The number of officers killed by gunfire in the first half of 2017 rose a bit compared to the same period in 2016, from 21 to 23, the report said. There were 65 firearms-related police deaths in all of 2016, far below the peak of 84 in 1977 but more than the 43 in 2015.

Officer deaths at mid-year

Among particular circumstances of deaths, the largest rise in 2017 came in a category called "other," which includes job-related illnesses. They rose from eight to 16. Five were heart attacks, likely stress-related, and three were related to rescue and recovery efforts after 9/11.

Single vehicle car accidents, in which an officer crashed without making impact with another vehicle, rose from three to 10, a jump that the fund called "alarming."

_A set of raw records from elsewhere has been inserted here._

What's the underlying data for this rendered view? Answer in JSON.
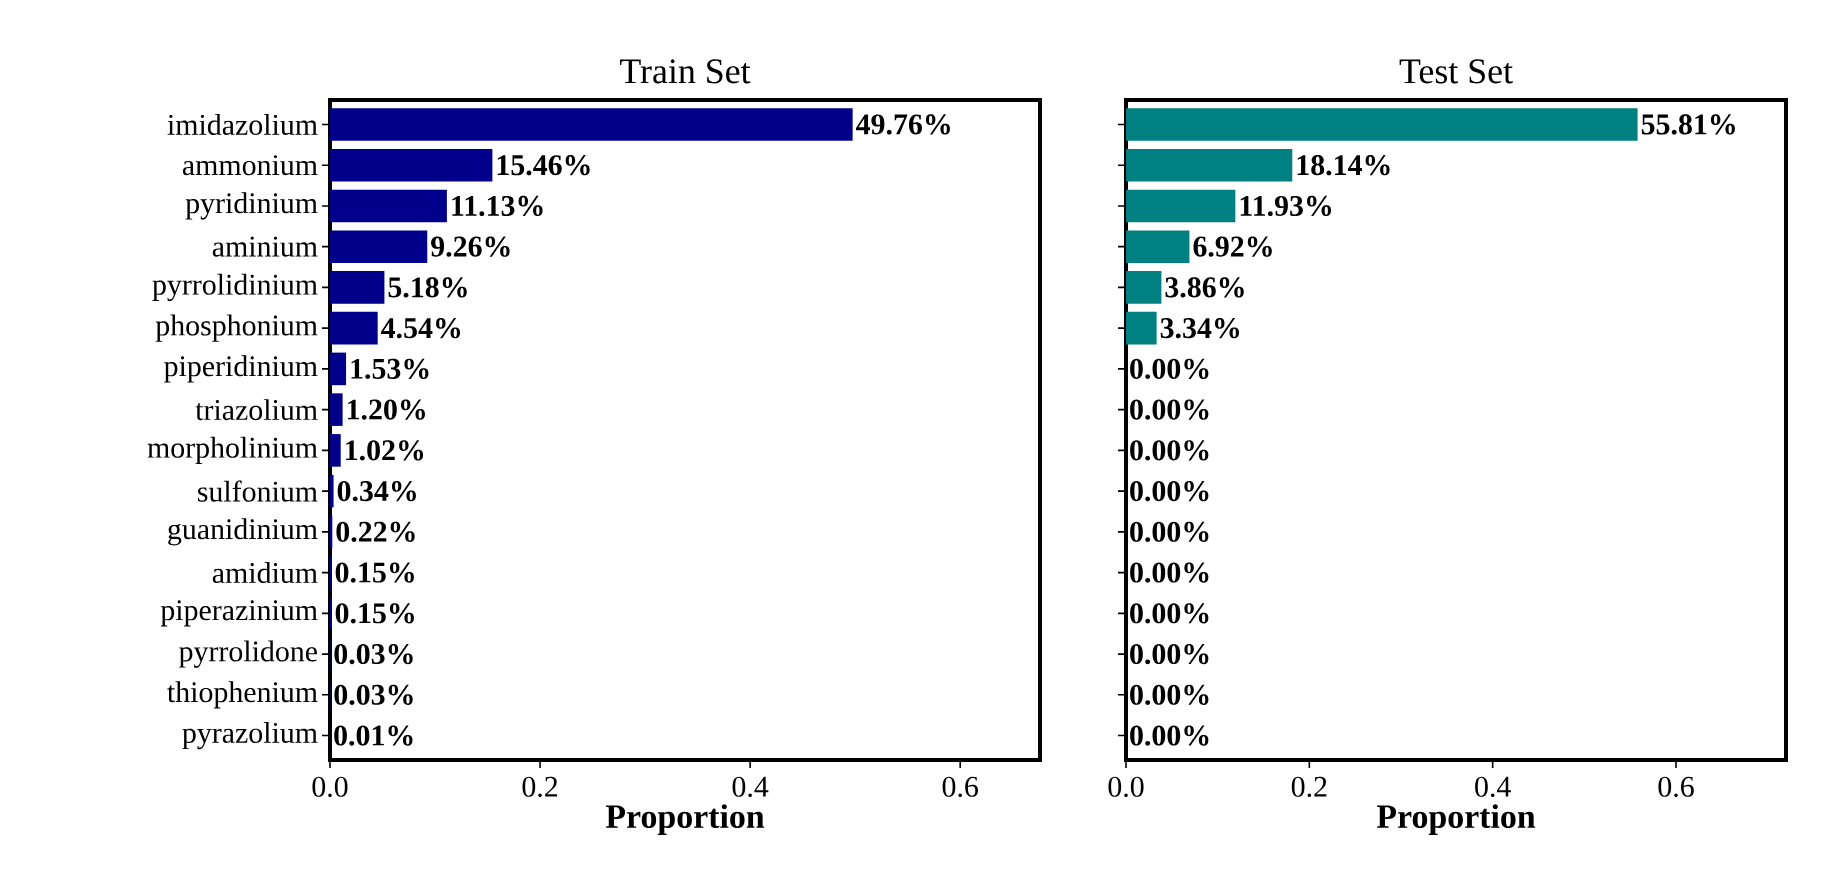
{
  "chart_data": [
    {
      "type": "bar",
      "orientation": "horizontal",
      "title": "Train Set",
      "xlabel": "Proportion",
      "categories": [
        "imidazolium",
        "ammonium",
        "pyridinium",
        "aminium",
        "pyrrolidinium",
        "phosphonium",
        "piperidinium",
        "triazolium",
        "morpholinium",
        "sulfonium",
        "guanidinium",
        "amidium",
        "piperazinium",
        "pyrrolidone",
        "thiophenium",
        "pyrazolium"
      ],
      "values": [
        0.4976,
        0.1546,
        0.1113,
        0.0926,
        0.0518,
        0.0454,
        0.0153,
        0.012,
        0.0102,
        0.0034,
        0.0022,
        0.0015,
        0.0015,
        0.0003,
        0.0003,
        0.0001
      ],
      "value_labels": [
        "49.76%",
        "15.46%",
        "11.13%",
        "9.26%",
        "5.18%",
        "4.54%",
        "1.53%",
        "1.20%",
        "1.02%",
        "0.34%",
        "0.22%",
        "0.15%",
        "0.15%",
        "0.03%",
        "0.03%",
        "0.01%"
      ],
      "color": "#00008b",
      "xlim": [
        0,
        0.676
      ],
      "xticks": [
        {
          "value": 0,
          "label": "0.0"
        },
        {
          "value": 0.2,
          "label": "0.2"
        },
        {
          "value": 0.4,
          "label": "0.4"
        },
        {
          "value": 0.6,
          "label": "0.6"
        }
      ]
    },
    {
      "type": "bar",
      "orientation": "horizontal",
      "title": "Test Set",
      "xlabel": "Proportion",
      "categories": [
        null,
        null,
        null,
        null,
        null,
        null,
        null,
        null,
        null,
        null,
        null,
        null,
        null,
        null,
        null,
        null
      ],
      "values": [
        0.5581,
        0.1814,
        0.1193,
        0.0692,
        0.0386,
        0.0334,
        0,
        0,
        0,
        0,
        0,
        0,
        0,
        0,
        0,
        0
      ],
      "value_labels": [
        "55.81%",
        "18.14%",
        "11.93%",
        "6.92%",
        "3.86%",
        "3.34%",
        "0.00%",
        "0.00%",
        "0.00%",
        "0.00%",
        "0.00%",
        "0.00%",
        "0.00%",
        "0.00%",
        "0.00%",
        "0.00%"
      ],
      "color": "#008080",
      "xlim": [
        0,
        0.72
      ],
      "tick_labels": "x",
      "xticks": [
        {
          "value": 0,
          "label": "0.0"
        },
        {
          "value": 0.2,
          "label": "0.2"
        },
        {
          "value": 0.4,
          "label": "0.4"
        },
        {
          "value": 0.6,
          "label": "0.6"
        }
      ]
    }
  ]
}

This has been a concern of the fund for many years, President and CEO Craig Floyd said.

In 15 of the last 20 years, traffic fatalities have outstripped all other types, he said. That trend flipped last year, when shooting deaths took the top spot.

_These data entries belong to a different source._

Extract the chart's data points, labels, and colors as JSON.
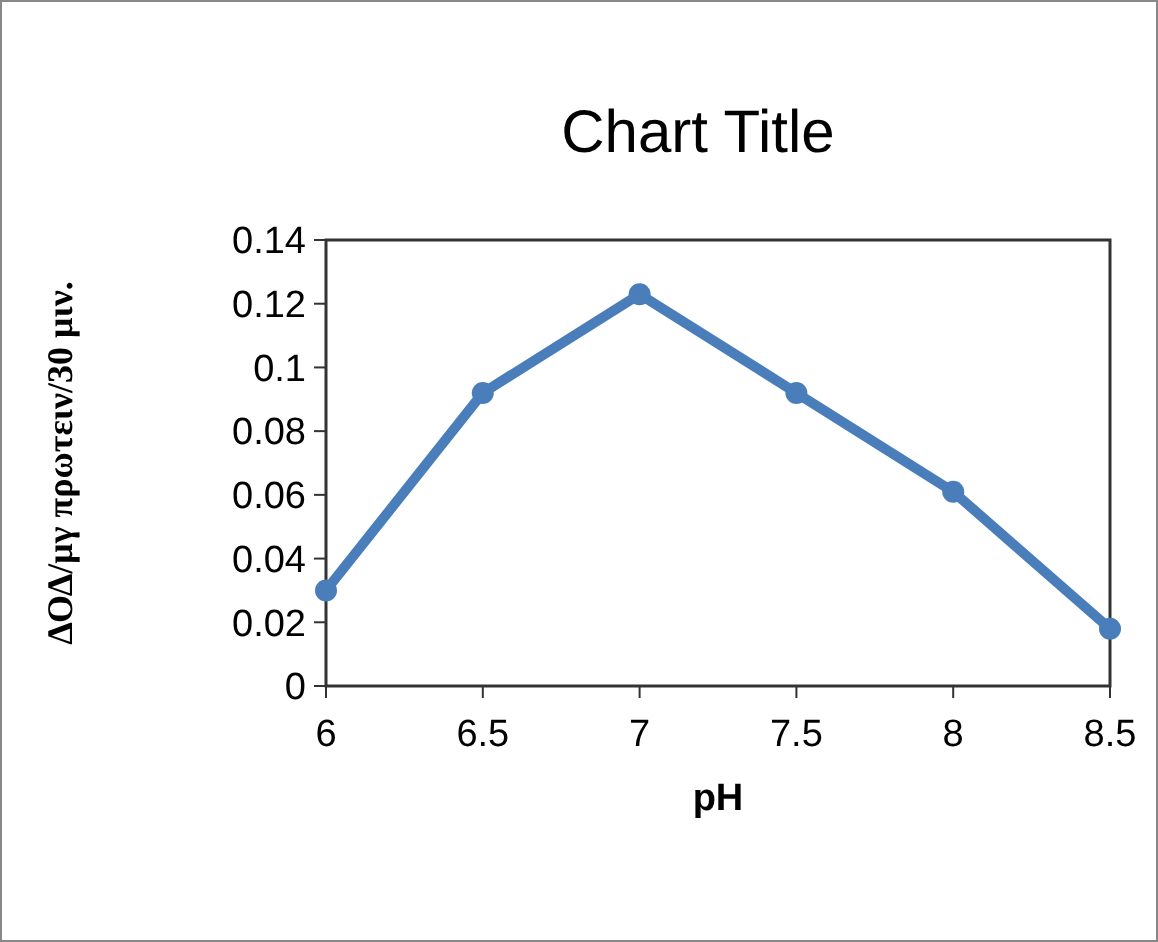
{
  "chart_data": {
    "type": "line",
    "title": "Chart Title",
    "xlabel": "pH",
    "ylabel": "ΔΟΔ/μγ πρωτειν/30  μιν.",
    "x": [
      6,
      6.5,
      7,
      7.5,
      8,
      8.5
    ],
    "series": [
      {
        "color": "#4a7ebb",
        "values": [
          0.03,
          0.092,
          0.123,
          0.092,
          0.061,
          0.018
        ]
      }
    ],
    "xlim": [
      6,
      8.5
    ],
    "xticks": [
      6,
      6.5,
      7,
      7.5,
      8,
      8.5
    ],
    "ylim": [
      0,
      0.14
    ],
    "yticks": [
      0,
      0.02,
      0.04,
      0.06,
      0.08,
      0.1,
      0.12,
      0.14
    ],
    "marker": "circle",
    "line_style": "solid"
  }
}
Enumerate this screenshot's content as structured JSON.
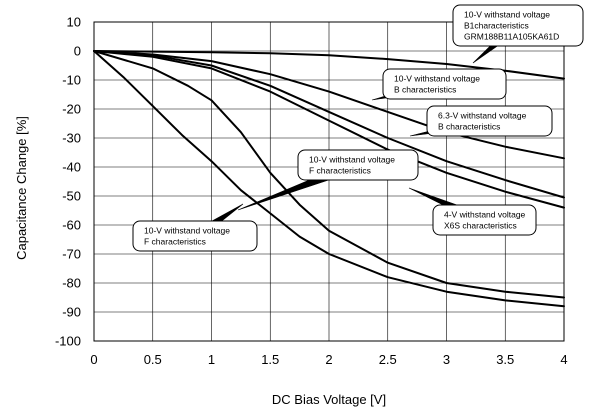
{
  "chart_data": {
    "type": "line",
    "xlabel": "DC Bias Voltage [V]",
    "ylabel": "Capacitance Change [%]",
    "xlim": [
      0,
      4
    ],
    "ylim": [
      -100,
      10
    ],
    "grid": true,
    "x_ticks": [
      "0",
      "0.5",
      "1",
      "1.5",
      "2",
      "2.5",
      "3",
      "3.5",
      "4"
    ],
    "y_ticks": [
      "10",
      "0",
      "-10",
      "-20",
      "-30",
      "-40",
      "-50",
      "-60",
      "-70",
      "-80",
      "-90",
      "-100"
    ],
    "series": [
      {
        "x": [
          0,
          0.5,
          1,
          1.5,
          2,
          2.5,
          3,
          3.5,
          4
        ],
        "y": [
          0,
          -0.2,
          -0.4,
          -0.8,
          -1.5,
          -2.8,
          -4.5,
          -6.8,
          -9.5
        ]
      },
      {
        "x": [
          0,
          0.5,
          1,
          1.5,
          2,
          2.5,
          3,
          3.5,
          4
        ],
        "y": [
          0,
          -1.2,
          -3.5,
          -8,
          -14,
          -21,
          -28,
          -33,
          -37
        ]
      },
      {
        "x": [
          0,
          0.5,
          1,
          1.5,
          2,
          2.5,
          3,
          3.5,
          4
        ],
        "y": [
          0,
          -1.5,
          -5,
          -12,
          -21,
          -30,
          -38,
          -44.5,
          -50.5
        ]
      },
      {
        "x": [
          0,
          0.5,
          1,
          1.5,
          2,
          2.5,
          3,
          3.5,
          4
        ],
        "y": [
          0,
          -2,
          -6,
          -14,
          -24,
          -34,
          -42,
          -48.5,
          -54
        ]
      },
      {
        "x": [
          0,
          0.5,
          0.8,
          1,
          1.25,
          1.5,
          1.75,
          2,
          2.5,
          3,
          3.5,
          4
        ],
        "y": [
          0,
          -6,
          -12,
          -17,
          -28,
          -42,
          -53,
          -62,
          -73,
          -80,
          -83,
          -85
        ]
      },
      {
        "x": [
          0,
          0.25,
          0.5,
          0.75,
          1,
          1.25,
          1.5,
          1.75,
          2,
          2.5,
          3,
          3.5,
          4
        ],
        "y": [
          0,
          -9,
          -19,
          -29,
          -38,
          -48,
          -56,
          -64,
          -70,
          -78,
          -83,
          -86,
          -88
        ]
      }
    ],
    "annotations": [
      {
        "lines": [
          "10-V withstand voltage",
          "B1characteristics",
          "GRM188B11A105KA61D"
        ]
      },
      {
        "lines": [
          "10-V withstand voltage",
          "B characteristics"
        ]
      },
      {
        "lines": [
          "6.3-V withstand voltage",
          "B characteristics"
        ]
      },
      {
        "lines": [
          "10-V withstand voltage",
          "F characteristics"
        ]
      },
      {
        "lines": [
          "4-V withstand voltage",
          "X6S characteristics"
        ]
      },
      {
        "lines": [
          "10-V withstand voltage",
          "F characteristics"
        ]
      }
    ]
  }
}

Related: 2016 Sees Year-Over-Year Spike In Cops Killed By Gunfire

"Officers are wired differently than the rest of us," Floyd said. "When they get a call for help, they go racing to the scene, drive at high rate of speed and put themselves at risk because they're worried about saving another human being's life and they don’t think as much about their own safety. But we tell them that they can't help anyone if, God forbid, they get into an accident on the way to the scene."

Floyd's organization has developed a program, called Destination Zero, that gathers and shares methods used by police departments to reduce traffic deaths. It focuses not only on speeding but also distracted driving and drowsy driving. One department allows officers to take short naps during their shifts, he said.

The group also raises awareness of so-called "move over and slow down" laws aimed at preventing drivers from getting in the way of officers doing their job.

Floyd also pointed out that the report shows the many ways ─ shootings, crashes, beatings, stabbings, poisonings, disease ─ that officers die because of the work they do.

"I think it tells you that every situation an officer is involved in is potentially life threatening," he said. "The randomness is the reality of law enforcement."